The availability (e.g., either available or damaged/unavailable) of various distribution system components needs to be assessed during and after the extreme event. Modeling and simulation tools are needed to evaluate the system’s capability to maintain critical loads with the available generation, transmission, and distribution facilities. For planning purposes, these tools provide important information for enhancing the redundancy and connectivity of the distribution systems. For system operation, the tools can be used to determine the emergency actions that need to be taken to restore critical loads and services.

Microgrids and Distributed Energy Resources

Microgrids can be operated in a utility-connected mode with the neighboring distribution system or in an islanded mode in separation with the distribution system. The capacity of microgrids is increasing from a few megawatts to the higher level of 100 MW in the future. As microgrids become larger and better control capabilities are equipped, they can be viewed as “virtual feeders” of the distribution systems. In other words, microgrids can be deployed to pick up critical loads and services outside their territory. The new strategy will require both power grids and microgrids to evaluate the technical feasibility and cost benefit. Microgrids and distributed energy resources increase the redundancy of energy resources, leading to a higher capability to serve critical loads and services. The technical issues involve the feeder voltage/reactive power control as well as active and reactive power capabilities of the generation sources. There are also regulatory issues to address; for example, a microgrid is not a qualified utility company, and therefore it cannot serve customers outside its area.

Further Automation

Since 2009, the U.S. Department of Energy and the power industry have collaborated to implement about a hundred Smart Grid Investment Grant (SGIG) projects. As a result, the number of automated switches with remote monitoring and control capabilities has increased significantly. As of March, 2013, almost 8,000 automated switches have been installed through the SGIG projects.

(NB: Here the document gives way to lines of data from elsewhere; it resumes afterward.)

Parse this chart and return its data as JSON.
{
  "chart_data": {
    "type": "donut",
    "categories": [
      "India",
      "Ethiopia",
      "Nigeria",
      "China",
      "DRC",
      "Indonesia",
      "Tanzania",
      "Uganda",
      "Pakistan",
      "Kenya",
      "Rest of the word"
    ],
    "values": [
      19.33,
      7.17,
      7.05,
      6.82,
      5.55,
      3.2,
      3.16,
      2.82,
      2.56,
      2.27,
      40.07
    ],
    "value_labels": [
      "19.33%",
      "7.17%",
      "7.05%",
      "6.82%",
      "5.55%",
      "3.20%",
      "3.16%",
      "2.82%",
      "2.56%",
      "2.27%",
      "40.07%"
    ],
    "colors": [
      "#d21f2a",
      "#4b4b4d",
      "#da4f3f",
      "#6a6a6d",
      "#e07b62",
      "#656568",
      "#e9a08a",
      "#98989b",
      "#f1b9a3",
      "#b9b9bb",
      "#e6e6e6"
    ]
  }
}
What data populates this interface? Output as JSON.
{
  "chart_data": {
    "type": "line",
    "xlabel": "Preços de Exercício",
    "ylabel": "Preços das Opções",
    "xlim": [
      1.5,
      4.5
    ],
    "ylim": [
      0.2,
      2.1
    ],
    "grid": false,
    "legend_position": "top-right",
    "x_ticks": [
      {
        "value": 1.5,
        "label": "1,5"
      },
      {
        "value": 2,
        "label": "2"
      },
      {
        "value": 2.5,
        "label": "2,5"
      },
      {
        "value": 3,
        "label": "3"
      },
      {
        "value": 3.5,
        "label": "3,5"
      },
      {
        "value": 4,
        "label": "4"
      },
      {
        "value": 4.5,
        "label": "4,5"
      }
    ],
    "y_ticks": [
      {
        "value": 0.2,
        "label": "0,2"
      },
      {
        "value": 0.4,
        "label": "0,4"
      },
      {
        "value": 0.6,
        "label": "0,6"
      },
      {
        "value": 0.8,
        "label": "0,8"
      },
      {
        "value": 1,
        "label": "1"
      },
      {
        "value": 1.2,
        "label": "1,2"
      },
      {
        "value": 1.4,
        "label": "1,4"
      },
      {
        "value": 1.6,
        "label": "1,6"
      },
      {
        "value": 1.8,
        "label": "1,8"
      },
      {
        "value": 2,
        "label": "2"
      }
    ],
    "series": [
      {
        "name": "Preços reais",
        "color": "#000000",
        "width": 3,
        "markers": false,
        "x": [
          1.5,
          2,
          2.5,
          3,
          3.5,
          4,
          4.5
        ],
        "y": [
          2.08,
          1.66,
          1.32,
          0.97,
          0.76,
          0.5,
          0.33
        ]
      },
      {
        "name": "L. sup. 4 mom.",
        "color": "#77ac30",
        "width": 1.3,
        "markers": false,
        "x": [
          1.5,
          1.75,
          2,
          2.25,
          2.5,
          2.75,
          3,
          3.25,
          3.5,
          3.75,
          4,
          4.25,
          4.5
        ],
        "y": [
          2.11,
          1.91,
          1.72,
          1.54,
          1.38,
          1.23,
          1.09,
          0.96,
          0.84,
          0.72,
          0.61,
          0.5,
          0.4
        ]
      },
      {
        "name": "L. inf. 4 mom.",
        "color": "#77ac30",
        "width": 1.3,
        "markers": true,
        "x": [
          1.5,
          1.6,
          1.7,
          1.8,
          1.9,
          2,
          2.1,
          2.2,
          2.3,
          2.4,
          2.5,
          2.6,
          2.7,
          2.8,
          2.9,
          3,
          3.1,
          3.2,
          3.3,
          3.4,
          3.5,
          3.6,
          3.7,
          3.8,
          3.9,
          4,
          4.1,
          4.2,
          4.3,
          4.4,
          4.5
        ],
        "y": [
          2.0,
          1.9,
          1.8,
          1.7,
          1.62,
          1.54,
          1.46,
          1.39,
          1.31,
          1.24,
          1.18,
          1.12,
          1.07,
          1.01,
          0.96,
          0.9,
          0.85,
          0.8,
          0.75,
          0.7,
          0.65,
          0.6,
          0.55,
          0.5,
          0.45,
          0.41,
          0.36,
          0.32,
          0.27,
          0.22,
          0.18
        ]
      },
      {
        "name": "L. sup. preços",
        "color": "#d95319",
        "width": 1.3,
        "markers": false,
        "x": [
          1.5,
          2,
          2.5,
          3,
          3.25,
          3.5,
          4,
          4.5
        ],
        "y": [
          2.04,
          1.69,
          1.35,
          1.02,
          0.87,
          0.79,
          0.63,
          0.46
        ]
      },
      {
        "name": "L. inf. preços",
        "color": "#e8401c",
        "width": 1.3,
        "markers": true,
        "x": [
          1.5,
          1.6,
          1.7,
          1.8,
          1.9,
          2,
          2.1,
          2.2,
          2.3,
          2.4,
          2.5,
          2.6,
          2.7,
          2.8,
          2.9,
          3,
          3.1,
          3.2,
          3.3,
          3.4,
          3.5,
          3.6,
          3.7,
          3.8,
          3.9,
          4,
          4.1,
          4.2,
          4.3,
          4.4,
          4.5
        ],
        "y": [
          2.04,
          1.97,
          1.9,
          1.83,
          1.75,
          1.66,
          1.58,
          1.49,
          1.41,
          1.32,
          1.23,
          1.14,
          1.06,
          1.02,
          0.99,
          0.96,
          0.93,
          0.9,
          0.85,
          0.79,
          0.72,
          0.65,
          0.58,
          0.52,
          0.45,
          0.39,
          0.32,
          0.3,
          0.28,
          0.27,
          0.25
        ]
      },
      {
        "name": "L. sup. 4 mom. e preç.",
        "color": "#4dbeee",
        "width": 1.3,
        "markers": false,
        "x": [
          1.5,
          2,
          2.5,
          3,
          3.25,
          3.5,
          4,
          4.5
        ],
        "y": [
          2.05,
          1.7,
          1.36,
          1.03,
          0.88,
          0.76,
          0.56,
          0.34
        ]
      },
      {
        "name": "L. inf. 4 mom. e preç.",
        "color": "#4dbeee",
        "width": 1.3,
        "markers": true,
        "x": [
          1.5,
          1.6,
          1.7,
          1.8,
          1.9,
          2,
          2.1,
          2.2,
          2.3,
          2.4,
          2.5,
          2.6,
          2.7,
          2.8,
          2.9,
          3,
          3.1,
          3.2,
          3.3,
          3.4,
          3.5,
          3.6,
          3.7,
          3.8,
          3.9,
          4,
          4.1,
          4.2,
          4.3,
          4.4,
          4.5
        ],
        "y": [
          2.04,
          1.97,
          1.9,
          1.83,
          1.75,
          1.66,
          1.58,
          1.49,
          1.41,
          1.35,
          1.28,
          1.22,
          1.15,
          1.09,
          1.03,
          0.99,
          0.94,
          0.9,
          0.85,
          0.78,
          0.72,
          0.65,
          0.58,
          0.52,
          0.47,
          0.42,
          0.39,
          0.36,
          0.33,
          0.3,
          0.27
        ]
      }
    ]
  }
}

It is estimated that 65 million smart meters will be installed nationwide by 2015. These new capabilities for service restoration and the vast amount of information generated by the smart meters are highly valuable for the residency of distribution systems. A minimum set of remote-controlled switches can be derived to achieve the maximum capability to restore service in a distribution system, i.e., the concept of design for maximum restoration capability. The function of outage reporting for smart meters can enhance the identification of fault(s) in a distribution system, replacing traditional trouble call handling techniques. The flexible reconfiguration of distribution feeders under an extreme operating condition allows the load to be served by a number of electrical islands. By doing so, the propagation of disturbances can be contained.

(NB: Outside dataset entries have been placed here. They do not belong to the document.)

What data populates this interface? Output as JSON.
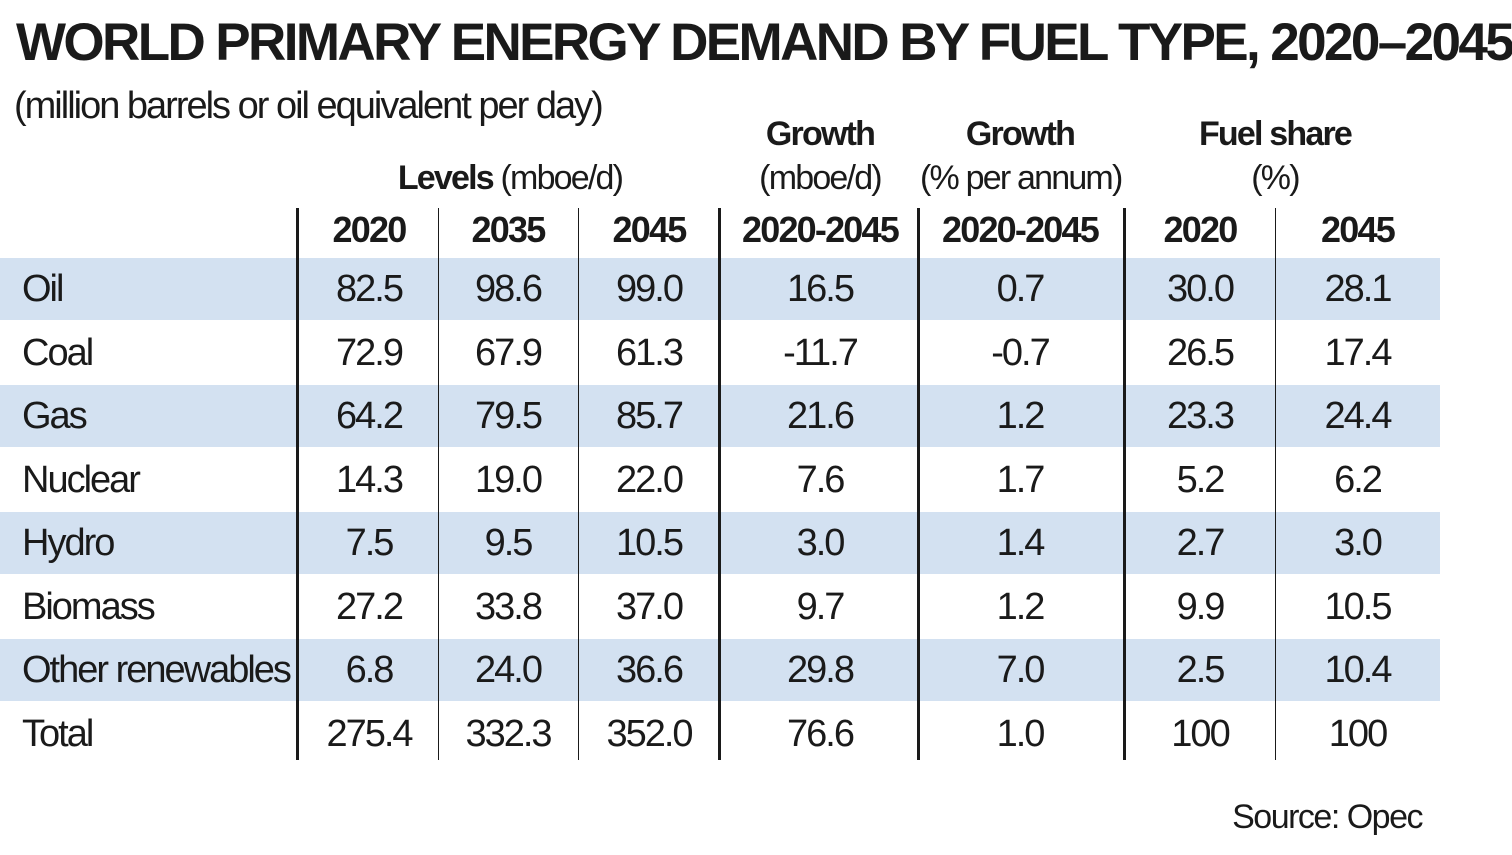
{
  "chart_data": {
    "type": "table",
    "title": "WORLD PRIMARY ENERGY DEMAND BY FUEL TYPE, 2020–2045",
    "subtitle": "(million barrels or oil equivalent per day)",
    "groups": {
      "levels": {
        "bold": "Levels",
        "rest": " (mboe/d)"
      },
      "growth_abs": {
        "line1": "Growth",
        "line2": "(mboe/d)"
      },
      "growth_pct": {
        "line1": "Growth",
        "line2": "(% per annum)"
      },
      "fuel_share": {
        "line1": "Fuel share",
        "line2": "(%)"
      }
    },
    "columns": [
      "2020",
      "2035",
      "2045",
      "2020-2045",
      "2020-2045",
      "2020",
      "2045"
    ],
    "rows": [
      {
        "label": "Oil",
        "values": [
          "82.5",
          "98.6",
          "99.0",
          "16.5",
          "0.7",
          "30.0",
          "28.1"
        ]
      },
      {
        "label": "Coal",
        "values": [
          "72.9",
          "67.9",
          "61.3",
          "-11.7",
          "-0.7",
          "26.5",
          "17.4"
        ]
      },
      {
        "label": "Gas",
        "values": [
          "64.2",
          "79.5",
          "85.7",
          "21.6",
          "1.2",
          "23.3",
          "24.4"
        ]
      },
      {
        "label": "Nuclear",
        "values": [
          "14.3",
          "19.0",
          "22.0",
          "7.6",
          "1.7",
          "5.2",
          "6.2"
        ]
      },
      {
        "label": "Hydro",
        "values": [
          "7.5",
          "9.5",
          "10.5",
          "3.0",
          "1.4",
          "2.7",
          "3.0"
        ]
      },
      {
        "label": "Biomass",
        "values": [
          "27.2",
          "33.8",
          "37.0",
          "9.7",
          "1.2",
          "9.9",
          "10.5"
        ]
      },
      {
        "label": "Other renewables",
        "values": [
          "6.8",
          "24.0",
          "36.6",
          "29.8",
          "7.0",
          "2.5",
          "10.4"
        ]
      },
      {
        "label": "Total",
        "values": [
          "275.4",
          "332.3",
          "352.0",
          "76.6",
          "1.0",
          "100",
          "100"
        ]
      }
    ],
    "source": "Source: Opec",
    "colors": {
      "shaded_row": "#d3e1f1",
      "text": "#1a1a1a"
    }
  }
}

table 1. Typical and catastrophic outages.
Typical Outages Catastrophic Outages
Most cases involve a single fault/failure. Multiple or numerous components are damaged.
A small number of customers are affected. A large number of customers are affected.
Power sources are available and accessible. Power sources may not be available or accessible.
Transmission and distribution system facilities
are available.
Transmission and distribution system facilities may be damaged
or unavailable.
Repair and restoration are straightforward. Repair and restoration are complex.